Farm marketing fee programs are hurting small farmers. Congress is eyeing a plan to reign them in.

Funding for timeless marketing campaigns aiding crop and meat sales have largely been paid by small farmers and benefited corporate giants, Congressional advocates on the left and right argue.

Critics on both sides of the aisle argue that “checkoff” programs – best known for funding marketing campaigns such as ‘Got Milk?’ and ‘Beef: It’s What’s For Dinner’ – represent a tax on all farmers that often support products, practices, and policies that benefit only a few and contribute to corporate consolidation in agriculture.

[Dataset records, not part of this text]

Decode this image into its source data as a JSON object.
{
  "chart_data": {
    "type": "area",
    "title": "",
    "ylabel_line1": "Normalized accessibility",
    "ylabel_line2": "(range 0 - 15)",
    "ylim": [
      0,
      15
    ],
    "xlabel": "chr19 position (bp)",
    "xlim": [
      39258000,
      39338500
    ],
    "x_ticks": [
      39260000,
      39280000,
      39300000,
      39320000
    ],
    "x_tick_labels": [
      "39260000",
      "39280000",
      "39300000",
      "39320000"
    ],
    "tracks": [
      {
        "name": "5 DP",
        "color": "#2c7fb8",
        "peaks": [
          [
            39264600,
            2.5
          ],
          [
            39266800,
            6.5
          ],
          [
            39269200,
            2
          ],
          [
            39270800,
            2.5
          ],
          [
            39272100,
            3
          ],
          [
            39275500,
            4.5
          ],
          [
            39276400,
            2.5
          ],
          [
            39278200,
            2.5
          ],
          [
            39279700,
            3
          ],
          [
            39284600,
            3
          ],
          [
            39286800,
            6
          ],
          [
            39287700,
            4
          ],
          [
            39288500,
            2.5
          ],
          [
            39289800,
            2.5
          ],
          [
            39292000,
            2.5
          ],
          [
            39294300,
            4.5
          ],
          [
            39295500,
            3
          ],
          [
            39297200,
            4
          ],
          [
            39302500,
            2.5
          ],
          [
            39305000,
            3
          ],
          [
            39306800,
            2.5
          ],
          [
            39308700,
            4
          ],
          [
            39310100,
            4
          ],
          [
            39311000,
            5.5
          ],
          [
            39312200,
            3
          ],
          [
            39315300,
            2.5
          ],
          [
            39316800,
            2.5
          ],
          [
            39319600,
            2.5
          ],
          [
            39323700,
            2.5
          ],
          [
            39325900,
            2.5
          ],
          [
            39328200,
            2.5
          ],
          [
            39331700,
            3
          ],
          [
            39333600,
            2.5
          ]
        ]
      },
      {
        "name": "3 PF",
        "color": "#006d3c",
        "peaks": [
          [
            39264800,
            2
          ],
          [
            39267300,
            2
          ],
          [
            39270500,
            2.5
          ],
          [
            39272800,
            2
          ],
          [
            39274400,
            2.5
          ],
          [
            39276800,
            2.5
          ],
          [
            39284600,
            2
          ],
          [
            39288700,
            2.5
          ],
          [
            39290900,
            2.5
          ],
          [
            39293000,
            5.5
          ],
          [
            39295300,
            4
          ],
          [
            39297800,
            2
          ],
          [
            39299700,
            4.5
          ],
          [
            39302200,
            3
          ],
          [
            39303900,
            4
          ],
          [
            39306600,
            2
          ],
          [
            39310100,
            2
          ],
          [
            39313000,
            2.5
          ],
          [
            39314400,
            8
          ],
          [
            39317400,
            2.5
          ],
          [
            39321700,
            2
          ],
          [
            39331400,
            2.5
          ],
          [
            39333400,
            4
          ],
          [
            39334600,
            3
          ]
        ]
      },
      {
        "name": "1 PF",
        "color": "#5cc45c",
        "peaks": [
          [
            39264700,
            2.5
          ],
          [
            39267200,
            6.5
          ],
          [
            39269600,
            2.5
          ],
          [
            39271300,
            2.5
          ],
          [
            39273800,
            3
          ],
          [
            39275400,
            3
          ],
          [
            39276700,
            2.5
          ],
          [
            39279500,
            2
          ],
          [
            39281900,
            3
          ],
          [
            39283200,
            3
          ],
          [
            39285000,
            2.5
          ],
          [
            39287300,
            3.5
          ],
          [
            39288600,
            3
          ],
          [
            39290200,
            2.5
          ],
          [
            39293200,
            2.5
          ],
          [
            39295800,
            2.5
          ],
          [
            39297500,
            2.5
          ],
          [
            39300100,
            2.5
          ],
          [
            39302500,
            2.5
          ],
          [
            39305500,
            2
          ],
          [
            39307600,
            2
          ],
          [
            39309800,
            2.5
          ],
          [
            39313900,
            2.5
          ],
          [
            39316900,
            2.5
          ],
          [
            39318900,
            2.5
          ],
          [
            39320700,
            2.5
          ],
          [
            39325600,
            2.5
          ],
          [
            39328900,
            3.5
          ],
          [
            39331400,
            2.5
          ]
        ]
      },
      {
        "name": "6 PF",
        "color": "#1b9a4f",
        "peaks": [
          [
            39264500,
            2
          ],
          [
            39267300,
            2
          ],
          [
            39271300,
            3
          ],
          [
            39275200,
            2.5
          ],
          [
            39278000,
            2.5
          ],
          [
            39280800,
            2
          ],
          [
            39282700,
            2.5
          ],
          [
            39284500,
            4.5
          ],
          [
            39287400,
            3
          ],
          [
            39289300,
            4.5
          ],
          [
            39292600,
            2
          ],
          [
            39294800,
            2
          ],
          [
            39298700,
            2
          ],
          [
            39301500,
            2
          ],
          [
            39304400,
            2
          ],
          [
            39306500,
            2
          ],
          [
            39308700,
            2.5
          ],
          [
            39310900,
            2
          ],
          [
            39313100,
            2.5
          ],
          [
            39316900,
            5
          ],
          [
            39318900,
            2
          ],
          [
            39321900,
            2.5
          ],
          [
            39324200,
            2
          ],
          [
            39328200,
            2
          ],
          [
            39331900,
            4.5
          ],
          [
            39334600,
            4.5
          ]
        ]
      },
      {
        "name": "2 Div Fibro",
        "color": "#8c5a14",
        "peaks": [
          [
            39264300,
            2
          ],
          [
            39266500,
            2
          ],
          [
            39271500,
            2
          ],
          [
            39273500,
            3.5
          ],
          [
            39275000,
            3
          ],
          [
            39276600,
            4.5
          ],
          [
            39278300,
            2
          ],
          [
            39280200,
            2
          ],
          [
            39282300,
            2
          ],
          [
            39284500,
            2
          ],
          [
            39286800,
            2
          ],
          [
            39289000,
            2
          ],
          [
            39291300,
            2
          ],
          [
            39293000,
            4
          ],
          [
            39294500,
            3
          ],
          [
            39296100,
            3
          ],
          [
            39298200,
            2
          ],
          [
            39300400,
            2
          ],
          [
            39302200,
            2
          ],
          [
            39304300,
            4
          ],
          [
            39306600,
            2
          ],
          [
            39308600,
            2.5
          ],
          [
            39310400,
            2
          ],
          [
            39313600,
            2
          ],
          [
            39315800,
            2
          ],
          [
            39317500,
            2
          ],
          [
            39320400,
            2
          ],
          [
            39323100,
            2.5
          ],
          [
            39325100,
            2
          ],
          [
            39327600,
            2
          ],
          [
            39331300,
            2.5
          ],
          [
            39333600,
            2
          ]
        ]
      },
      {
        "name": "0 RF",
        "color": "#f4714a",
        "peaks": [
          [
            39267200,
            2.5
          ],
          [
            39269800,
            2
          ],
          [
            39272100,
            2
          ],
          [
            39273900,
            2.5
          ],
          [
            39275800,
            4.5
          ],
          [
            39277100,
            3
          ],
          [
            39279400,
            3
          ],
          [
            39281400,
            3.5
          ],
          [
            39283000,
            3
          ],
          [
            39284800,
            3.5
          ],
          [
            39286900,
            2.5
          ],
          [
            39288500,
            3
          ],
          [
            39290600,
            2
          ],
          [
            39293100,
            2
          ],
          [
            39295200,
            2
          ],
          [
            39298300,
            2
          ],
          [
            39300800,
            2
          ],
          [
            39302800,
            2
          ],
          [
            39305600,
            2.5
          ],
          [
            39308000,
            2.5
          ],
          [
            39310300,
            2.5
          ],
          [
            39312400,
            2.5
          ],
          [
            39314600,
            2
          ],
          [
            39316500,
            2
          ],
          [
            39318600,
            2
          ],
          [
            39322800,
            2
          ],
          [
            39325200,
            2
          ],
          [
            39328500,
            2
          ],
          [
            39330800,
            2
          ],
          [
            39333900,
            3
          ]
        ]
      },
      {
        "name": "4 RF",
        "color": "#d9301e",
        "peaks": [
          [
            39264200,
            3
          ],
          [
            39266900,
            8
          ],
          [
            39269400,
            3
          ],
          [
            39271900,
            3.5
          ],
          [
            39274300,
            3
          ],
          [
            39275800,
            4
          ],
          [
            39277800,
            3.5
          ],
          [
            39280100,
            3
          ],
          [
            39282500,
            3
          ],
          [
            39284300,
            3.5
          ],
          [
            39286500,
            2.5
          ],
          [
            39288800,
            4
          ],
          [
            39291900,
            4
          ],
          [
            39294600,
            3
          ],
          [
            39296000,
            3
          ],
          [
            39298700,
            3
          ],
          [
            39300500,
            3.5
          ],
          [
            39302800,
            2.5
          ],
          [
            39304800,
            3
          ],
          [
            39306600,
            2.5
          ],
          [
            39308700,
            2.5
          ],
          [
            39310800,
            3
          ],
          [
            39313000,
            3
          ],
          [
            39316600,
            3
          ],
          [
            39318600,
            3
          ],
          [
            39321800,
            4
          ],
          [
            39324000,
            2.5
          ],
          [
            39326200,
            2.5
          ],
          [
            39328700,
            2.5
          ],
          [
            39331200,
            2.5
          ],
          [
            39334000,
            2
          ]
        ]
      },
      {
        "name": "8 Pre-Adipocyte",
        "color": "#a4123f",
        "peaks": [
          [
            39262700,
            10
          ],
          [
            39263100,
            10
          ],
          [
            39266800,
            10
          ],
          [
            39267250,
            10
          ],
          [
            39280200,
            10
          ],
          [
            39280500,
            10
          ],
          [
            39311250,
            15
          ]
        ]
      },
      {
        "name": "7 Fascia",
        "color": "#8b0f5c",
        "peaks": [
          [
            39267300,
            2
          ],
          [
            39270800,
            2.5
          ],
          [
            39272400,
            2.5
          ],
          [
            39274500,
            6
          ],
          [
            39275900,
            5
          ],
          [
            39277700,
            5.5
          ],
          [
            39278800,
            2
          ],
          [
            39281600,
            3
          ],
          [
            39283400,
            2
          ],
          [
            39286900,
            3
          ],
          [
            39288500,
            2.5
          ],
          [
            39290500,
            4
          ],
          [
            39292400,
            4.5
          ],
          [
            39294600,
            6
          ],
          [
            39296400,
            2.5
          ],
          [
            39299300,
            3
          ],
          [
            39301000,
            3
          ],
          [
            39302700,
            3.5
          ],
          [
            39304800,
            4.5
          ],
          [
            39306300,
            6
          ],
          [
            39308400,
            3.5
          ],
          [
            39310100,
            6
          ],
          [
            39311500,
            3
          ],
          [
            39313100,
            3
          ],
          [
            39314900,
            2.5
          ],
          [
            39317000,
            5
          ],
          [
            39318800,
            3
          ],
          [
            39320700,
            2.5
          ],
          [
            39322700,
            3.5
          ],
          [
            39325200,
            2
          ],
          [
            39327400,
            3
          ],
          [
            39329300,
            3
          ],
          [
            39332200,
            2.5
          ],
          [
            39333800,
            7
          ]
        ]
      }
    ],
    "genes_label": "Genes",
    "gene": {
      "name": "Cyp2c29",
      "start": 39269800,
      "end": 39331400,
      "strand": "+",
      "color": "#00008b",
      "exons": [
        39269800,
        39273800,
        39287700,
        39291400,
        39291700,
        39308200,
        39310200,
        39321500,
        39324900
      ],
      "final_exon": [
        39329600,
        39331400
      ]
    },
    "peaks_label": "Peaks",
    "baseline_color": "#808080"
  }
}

These programs began in the 1930s as a voluntary fee farmers could opt into, but in 1988, nearly 80 percent of producers voted to make those fees mandatory.

The backstory: The Dairy Board and the Beef Board are among the elected bodies responsible for running ad campaigns to promote these commodities, and they contract with hybrid marketing and advocacy groups like Dairy Management Inc. and the National Cattlemen’s Beef Association.

  • In the beef industry, for example, one group – the National Cattlemen’s Beef Association (NCBA) – gets half of the entire pool of checkoff money, which pays for 70 percent of its operations.
  • Critics charge that the NCBA has also advocated against measures – like mandatory country-of-origin labeling – that have helped slash income for smaller farmers.
  • The OFF Act aims to ban checkoff boards from farming out their marketing to any group that performs any kind of lobbying and require them to regularly account for their spending. The act also calls for USDA inspector general and Government Accountability Office audits of checkoff programs.
  • Checkoff supporters have cast the reform movement as driven by opponents of animal agriculture, rather than farmers themselves. The NCBA argues that transparency requirements are redundant and that opponents don’t want animal agriculture to exist.
  • The broader movement to reform checkoff programs has advocates across the political spectrum, but for now, both sides agree that the U.S. government has subsidized a wave of corporate consolidation in agriculture that has squeezed hundreds of thousands of farmers off the land.